In a strange way, this project really shed a light on how the industry and fame have jaded Gomez. Throughout the whole documentary, the only time she seemed to truly be at peace was during her time in Kenya. From the outside, it really felt like she seemed done with the idea of fame and music and TV. 

Throughout the documentary, she seemed agitated. Whether she was dealing with the press or in rehearsals her overall demeanor and attitude made it seem like she wanted nothing more than to be done with the whole process.

In a way, it was quite sad to see. Gomez has always outwardly appeared to be a happy-go-lucky personality so seeing a side of her that was in such a low place was eye-opening, to say the least.

The release of the project was also surrounded by controversy stemming from a lack of inclusion when it came to certain friends of Gomez. 
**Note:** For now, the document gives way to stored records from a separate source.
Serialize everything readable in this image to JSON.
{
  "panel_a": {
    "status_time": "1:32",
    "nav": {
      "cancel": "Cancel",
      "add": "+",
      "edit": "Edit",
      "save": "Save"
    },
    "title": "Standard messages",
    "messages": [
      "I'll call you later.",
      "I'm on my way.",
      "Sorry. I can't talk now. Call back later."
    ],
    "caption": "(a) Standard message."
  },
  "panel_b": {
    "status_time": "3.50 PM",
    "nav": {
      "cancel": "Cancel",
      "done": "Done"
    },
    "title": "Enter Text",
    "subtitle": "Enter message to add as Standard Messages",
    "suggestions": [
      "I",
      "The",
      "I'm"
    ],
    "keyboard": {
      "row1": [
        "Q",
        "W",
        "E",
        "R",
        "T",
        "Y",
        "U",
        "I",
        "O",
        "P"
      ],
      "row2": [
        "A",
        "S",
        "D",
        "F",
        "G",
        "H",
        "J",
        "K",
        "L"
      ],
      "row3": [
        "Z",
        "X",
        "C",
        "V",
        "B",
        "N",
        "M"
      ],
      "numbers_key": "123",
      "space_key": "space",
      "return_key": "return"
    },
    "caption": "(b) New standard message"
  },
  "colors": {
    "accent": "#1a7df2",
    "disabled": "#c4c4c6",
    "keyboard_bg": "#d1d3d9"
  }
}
Most notably missing from the project was Francia Raísa, who donated her kidney to Gomez in 2017. Since the release, there has been tension between the two in social media with Gomez stating in a TikTok comment, “sorry I didn’t mention every person I know.”

Overall, the whole project seemed pretty similar to most celebrity documentaries. It definitely sheds light on her life and the issues she was and is still dealing with, but there was nothing that made the project stand out in a sea of others. 

The ending was quite nice, showing the work Gomez has done to help begin the implementation of mental health curriculum in the US and the money she has raised through the Rare Impact Fund, as well as providing helpline information for anyone struggling with mental health issues. 

At the very end was also the debut of a new single that Gomez wrote for the documentary also titled “Me and My Mind.” 

All together the documentary was ok. Not horrible but not all that memorable either.